Our Jingle the guard donkey frequently gets overlooked in the social media department, even though she is a very integral part of our farm, and has been for many years. She is our only guard animal now and lives with the boys.
When we first got our sheep, we added two llamas to the mix as guardians and had a terrible time with them. Very difficult to handle, they were half brother and sister. Good deterrents to predators, but dealing with them became very difficult because all they did was fight with each other. We finally moved the female llama along to another farm, and after that Zorro became a real pussycat with us and just did his job quietly with the sheep and goats. We always kept him in with the girls and the moms and babies, and he loved those little ones. He even tried to reunite a stranded new born lamb with his mother, as she was having a very difficult second birth. Zorro was patient as the day is long with the lambs and the goat kids, and they used him as a jungle gym until they got too big to do so!
I was very happy to have Zorro with my moms and Jingle the donkey with our boys. That worked very well for many years, until Zorro died of old age. I really didn’t know if having the donkey in with just the one group would count with the local coyote population and I thought maybe Jingle should be in with the girls and babies during the spring. I guess she is in her perfect comfort zone with the boys, because she raised such a ruckus when we moved her, that we didn’t keep her there for long (it became a dangerous situation for us and for the girls). Maybe it’s been too many years, I don’t know. Guard animals have to get along with their livestock charges, or the whole thing doesn’t work very well.

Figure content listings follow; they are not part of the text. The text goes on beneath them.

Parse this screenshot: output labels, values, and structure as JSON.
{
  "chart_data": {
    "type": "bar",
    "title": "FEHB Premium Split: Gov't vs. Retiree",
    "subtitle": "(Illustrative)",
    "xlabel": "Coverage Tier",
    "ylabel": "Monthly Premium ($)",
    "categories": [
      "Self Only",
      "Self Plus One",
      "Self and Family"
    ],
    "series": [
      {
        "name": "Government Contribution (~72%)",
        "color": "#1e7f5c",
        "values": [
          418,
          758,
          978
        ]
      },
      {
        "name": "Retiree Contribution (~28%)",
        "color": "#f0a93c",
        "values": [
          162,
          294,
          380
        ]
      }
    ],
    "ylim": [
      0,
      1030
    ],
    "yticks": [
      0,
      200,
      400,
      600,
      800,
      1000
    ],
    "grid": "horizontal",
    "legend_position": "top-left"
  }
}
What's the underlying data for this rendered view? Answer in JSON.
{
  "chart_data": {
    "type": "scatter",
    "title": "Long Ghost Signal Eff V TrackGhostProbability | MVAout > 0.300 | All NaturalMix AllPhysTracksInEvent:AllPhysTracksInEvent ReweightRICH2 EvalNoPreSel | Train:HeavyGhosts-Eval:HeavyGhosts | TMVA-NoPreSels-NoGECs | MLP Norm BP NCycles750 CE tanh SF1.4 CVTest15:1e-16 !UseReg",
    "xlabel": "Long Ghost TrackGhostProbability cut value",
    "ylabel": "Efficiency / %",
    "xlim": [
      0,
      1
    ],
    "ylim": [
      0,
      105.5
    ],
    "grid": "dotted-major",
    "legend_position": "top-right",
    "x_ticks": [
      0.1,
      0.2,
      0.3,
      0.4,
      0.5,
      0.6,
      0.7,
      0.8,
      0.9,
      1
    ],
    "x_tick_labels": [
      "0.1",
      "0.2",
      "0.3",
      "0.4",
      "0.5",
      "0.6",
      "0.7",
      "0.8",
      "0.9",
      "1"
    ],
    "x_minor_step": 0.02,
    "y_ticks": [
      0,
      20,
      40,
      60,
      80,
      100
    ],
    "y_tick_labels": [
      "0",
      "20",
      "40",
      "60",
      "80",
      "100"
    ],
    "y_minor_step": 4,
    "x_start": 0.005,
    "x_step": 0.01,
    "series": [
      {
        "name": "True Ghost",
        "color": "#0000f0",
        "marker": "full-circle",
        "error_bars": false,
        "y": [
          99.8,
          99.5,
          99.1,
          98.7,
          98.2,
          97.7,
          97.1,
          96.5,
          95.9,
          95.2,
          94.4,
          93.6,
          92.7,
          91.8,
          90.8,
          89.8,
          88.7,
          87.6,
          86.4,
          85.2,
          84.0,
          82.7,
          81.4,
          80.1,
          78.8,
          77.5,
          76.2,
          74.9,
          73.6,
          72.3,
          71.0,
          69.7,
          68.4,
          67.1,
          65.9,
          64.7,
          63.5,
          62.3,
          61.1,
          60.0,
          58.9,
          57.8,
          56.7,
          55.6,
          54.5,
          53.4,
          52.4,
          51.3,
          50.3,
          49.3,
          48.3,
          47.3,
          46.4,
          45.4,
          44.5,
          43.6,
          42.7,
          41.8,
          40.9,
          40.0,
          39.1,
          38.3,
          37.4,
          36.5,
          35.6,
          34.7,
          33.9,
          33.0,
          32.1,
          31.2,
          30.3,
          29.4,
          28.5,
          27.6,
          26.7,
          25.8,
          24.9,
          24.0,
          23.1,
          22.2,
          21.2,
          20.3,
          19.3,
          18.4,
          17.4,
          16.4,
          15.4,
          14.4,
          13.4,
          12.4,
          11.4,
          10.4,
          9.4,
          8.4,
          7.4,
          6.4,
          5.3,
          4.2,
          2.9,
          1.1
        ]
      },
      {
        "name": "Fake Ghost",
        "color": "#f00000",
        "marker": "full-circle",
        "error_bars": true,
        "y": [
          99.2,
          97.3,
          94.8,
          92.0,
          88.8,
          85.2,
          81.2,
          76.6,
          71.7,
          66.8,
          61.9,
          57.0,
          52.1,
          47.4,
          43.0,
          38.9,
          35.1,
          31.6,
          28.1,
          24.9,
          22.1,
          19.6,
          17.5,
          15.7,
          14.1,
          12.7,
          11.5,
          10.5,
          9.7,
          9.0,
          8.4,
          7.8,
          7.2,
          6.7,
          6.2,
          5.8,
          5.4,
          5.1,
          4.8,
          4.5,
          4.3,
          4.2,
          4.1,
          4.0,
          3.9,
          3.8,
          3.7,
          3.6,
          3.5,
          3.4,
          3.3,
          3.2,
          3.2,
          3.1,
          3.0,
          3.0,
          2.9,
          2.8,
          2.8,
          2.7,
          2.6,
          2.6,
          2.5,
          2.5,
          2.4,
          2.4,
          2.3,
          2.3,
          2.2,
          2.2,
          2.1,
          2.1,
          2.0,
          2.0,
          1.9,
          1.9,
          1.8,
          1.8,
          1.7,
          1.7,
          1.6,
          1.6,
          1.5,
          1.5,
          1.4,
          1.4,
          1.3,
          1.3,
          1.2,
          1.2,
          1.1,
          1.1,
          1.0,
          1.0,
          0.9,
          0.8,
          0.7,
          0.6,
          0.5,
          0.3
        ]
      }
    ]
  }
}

Zorro has been gone for a few years now, and we continue to keep Jingle in with the boys. We have a lot of coyote activity in the area, all around us, and we even see tracks right near the goat pens. So far, we have not had an incident. I know that wildlife biologists say that if the coyote population is stable, there should be enough to eat for them without attacking domestic animals, and I hope that our situation is in that category. We have acres of woods with small game and lots of deer, so hopefully that keeps them moving past our goats. And I think that Jingle’s smell and her presence may count for something as well.
Besides, we love Jingle just for herself! She is a sweetie. She begged for soft donkey nose kisses this afternoon and wouldn’t let me stop. She loves people, and can’t get enough attention. Even luckier, she is in love with the farrier :*) She is also the neighborhood alarm clock if breakfast doesn’t come her way at the right moment. Donkeys are the best!